However when you divide the impact you recover faster and you get to put your enemy into a grapple (Dang those Tonfa)
Also the attacks don't have "half the force" due to balance. They would have even more force then a single handed weapon.
Let us review Newton's second law.
Force = mass * accelleration.
Or, more to what we are talking about with an impact, its derivative:
Momentum = mass * velocity
If the attack style you have chosen is "leap at an enemy, weapon first", then the amount of momentum behind this attack will be the sum of the mass of your body, weapon, clothing, etc. times how fast you are leaping at your enemy.
Read this next sentence carefully: This does not change whether you are sticking one weapon out in front of you or two. (Aside from simply having more mass due to an extra weapon, and probably less velocity to match, due to having to chemically generate that force to make that velocity in the first place. These effects are largely negligible for what we are dealing with, however.)

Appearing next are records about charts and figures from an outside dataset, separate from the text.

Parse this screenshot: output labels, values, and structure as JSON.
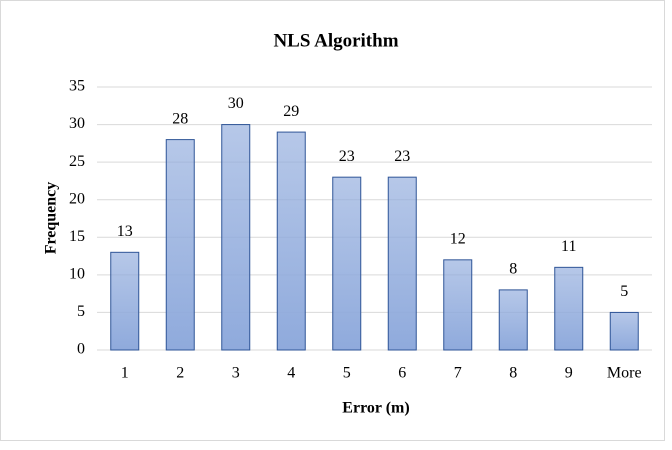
{
  "chart_data": {
    "type": "bar",
    "title": "NLS Algorithm",
    "x_label": "Error (m)",
    "y_label": "Frequency",
    "categories": [
      "1",
      "2",
      "3",
      "4",
      "5",
      "6",
      "7",
      "8",
      "9",
      "More"
    ],
    "values": [
      13,
      28,
      30,
      29,
      23,
      23,
      12,
      8,
      11,
      5
    ],
    "color": "#8faadc",
    "edge_color": "#2f5597",
    "ylim": [
      0,
      35
    ],
    "yticks": [
      0,
      5,
      10,
      15,
      20,
      25,
      30,
      35
    ],
    "grid": true
  }
}
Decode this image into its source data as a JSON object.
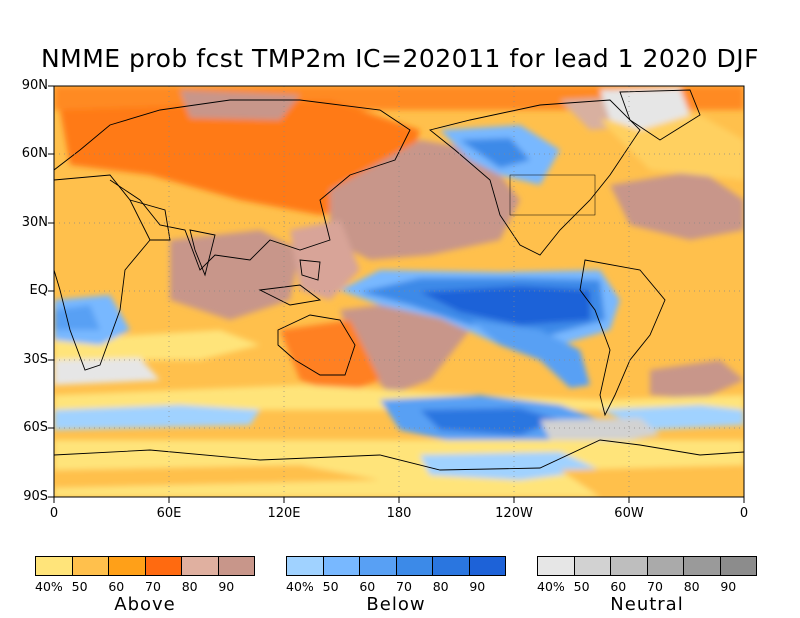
{
  "title": "NMME prob fcst TMP2m IC=202011 for lead 1 2020 DJF",
  "lat_labels": [
    "90N",
    "60N",
    "30N",
    "EQ",
    "30S",
    "60S",
    "90S"
  ],
  "lon_labels": [
    "0",
    "60E",
    "120E",
    "180",
    "120W",
    "60W",
    "0"
  ],
  "legends": [
    {
      "name": "Above",
      "ticks": [
        "40%",
        "50",
        "60",
        "70",
        "80",
        "90"
      ],
      "colors": [
        "#ffe47a",
        "#ffc04c",
        "#ffa018",
        "#ff6a10",
        "#e0b0a0",
        "#c8968a"
      ]
    },
    {
      "name": "Below",
      "ticks": [
        "40%",
        "50",
        "60",
        "70",
        "80",
        "90"
      ],
      "colors": [
        "#a0d2ff",
        "#78b8ff",
        "#58a0f4",
        "#3c8ae8",
        "#2a76e0",
        "#1d62d8"
      ]
    },
    {
      "name": "Neutral",
      "ticks": [
        "40%",
        "50",
        "60",
        "70",
        "80",
        "90"
      ],
      "colors": [
        "#e6e6e6",
        "#d2d2d2",
        "#bebebe",
        "#aaaaaa",
        "#9a9a9a",
        "#8c8c8c"
      ]
    }
  ]
}
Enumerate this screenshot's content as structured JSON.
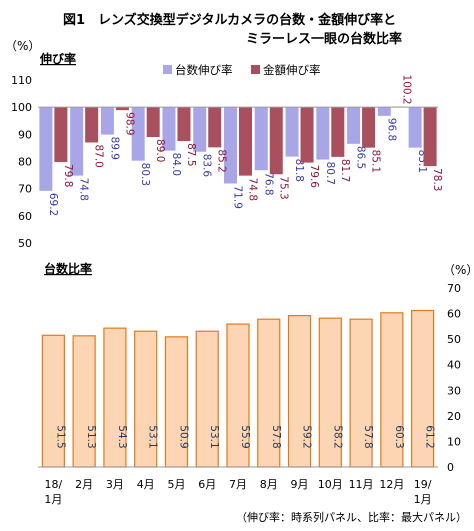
{
  "figure": {
    "title_line1": "図1　レンズ交換型デジタルカメラの台数・金額伸び率と",
    "title_line2": "ミラーレス一眼の台数比率",
    "footnote": "（伸び率：時系列パネル、比率：最大パネル）"
  },
  "chart_data": [
    {
      "type": "bar",
      "title": "伸び率",
      "ylabel": "（%）",
      "ylim": [
        50,
        110
      ],
      "yticks": [
        50,
        60,
        70,
        80,
        90,
        100,
        110
      ],
      "baseline": 100,
      "categories": [
        "18/1月",
        "2月",
        "3月",
        "4月",
        "5月",
        "6月",
        "7月",
        "8月",
        "9月",
        "10月",
        "11月",
        "12月",
        "19/1月"
      ],
      "series": [
        {
          "name": "台数伸び率",
          "color": "#a9a6e8",
          "label_color": "#3a3aa0",
          "values": [
            69.2,
            74.8,
            89.9,
            80.3,
            84.0,
            83.6,
            71.9,
            76.8,
            81.8,
            80.7,
            86.5,
            96.8,
            85.1
          ]
        },
        {
          "name": "金額伸び率",
          "color": "#a8505e",
          "label_color": "#8b1a3a",
          "values": [
            79.8,
            87.0,
            98.9,
            89.0,
            87.5,
            85.2,
            74.8,
            75.3,
            79.6,
            81.7,
            85.1,
            100.2,
            78.3
          ]
        }
      ],
      "grid": false,
      "legend": "top-center"
    },
    {
      "type": "bar",
      "title": "台数比率",
      "ylabel": "（%）",
      "ylim": [
        0,
        70
      ],
      "yticks": [
        0,
        10,
        20,
        30,
        40,
        50,
        60,
        70
      ],
      "categories": [
        "18/1月",
        "2月",
        "3月",
        "4月",
        "5月",
        "6月",
        "7月",
        "8月",
        "9月",
        "10月",
        "11月",
        "12月",
        "19/1月"
      ],
      "x_labels": [
        [
          "18/",
          "1月"
        ],
        [
          "2月"
        ],
        [
          "3月"
        ],
        [
          "4月"
        ],
        [
          "5月"
        ],
        [
          "6月"
        ],
        [
          "7月"
        ],
        [
          "8月"
        ],
        [
          "9月"
        ],
        [
          "10月"
        ],
        [
          "11月"
        ],
        [
          "12月"
        ],
        [
          "19/",
          "1月"
        ]
      ],
      "series": [
        {
          "color": "#fcd5b4",
          "stroke": "#e07b1a",
          "label_color": "#1f3a5f",
          "values": [
            51.5,
            51.3,
            54.3,
            53.1,
            50.9,
            53.1,
            55.9,
            57.8,
            59.2,
            58.2,
            57.8,
            60.3,
            61.2
          ]
        }
      ],
      "grid": false
    }
  ]
}
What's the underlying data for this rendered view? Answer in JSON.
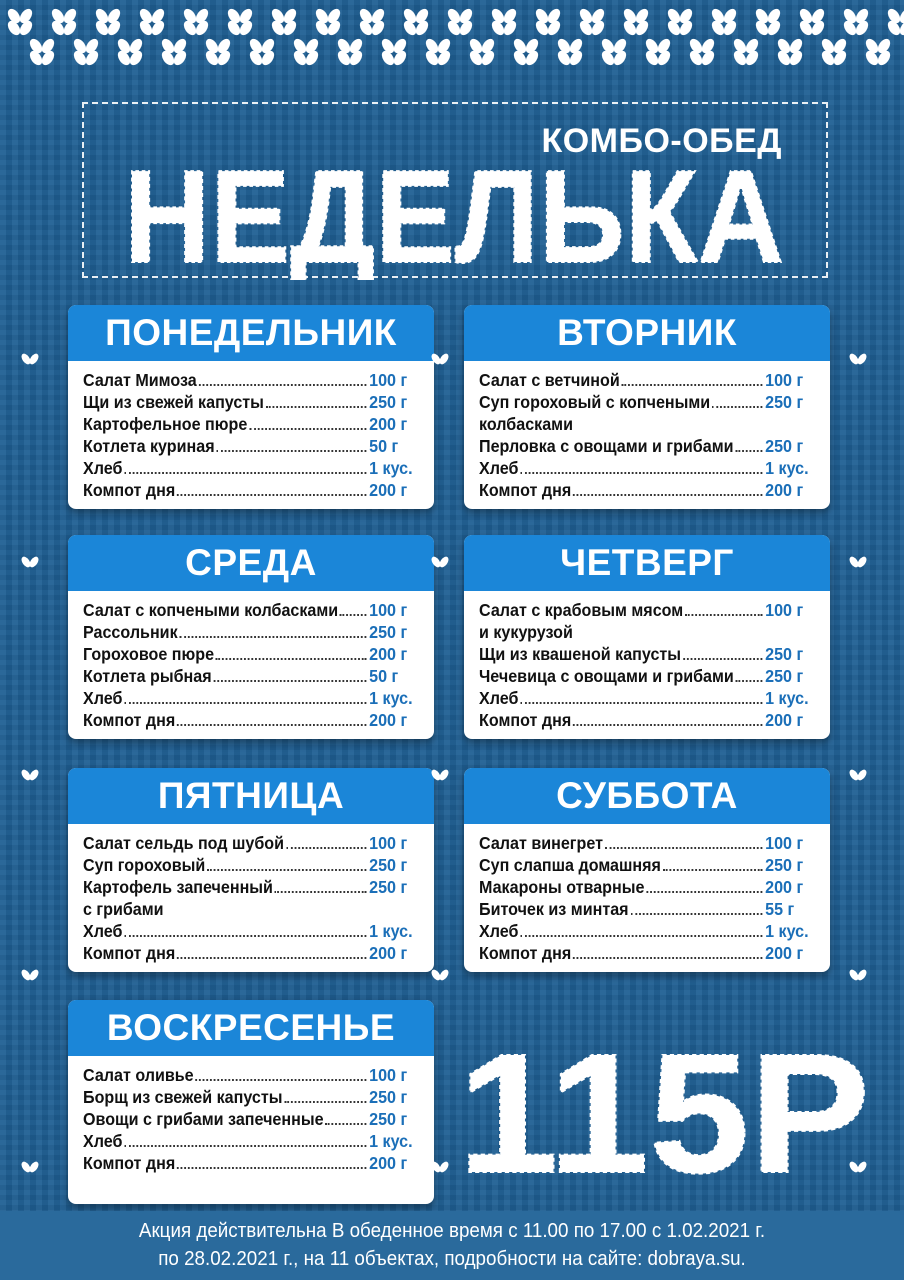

The momentum that you are applying, if you have two weapons, is therefore divided between the two points of contact that these weapons are impacting the target with. (The same amount of momentum is hitting, but you are dividing this out against a larger surface area.)
This is why hitting someone with two weapons at once by leaping forward at them is like firing two arrows from one bowstring - you are only generating so much force with your body, and then you are dividing it between two points of impact. If you want to penetrate an opponent's armor and body, you want to minimize the area of impact per unit of force.
To give another example, this is why someone can lie down on a bed of nails - nails are sharp when there is only one of them, but when you have thousands of them, you distribute your load over so many that you are not generating very much pressure over any one nail in particular.
This is why the notion that leaping forward with two daggers should let you deal the same amount of damage as swinging a battleaxe twice at the same time is pure munchkin mechanics.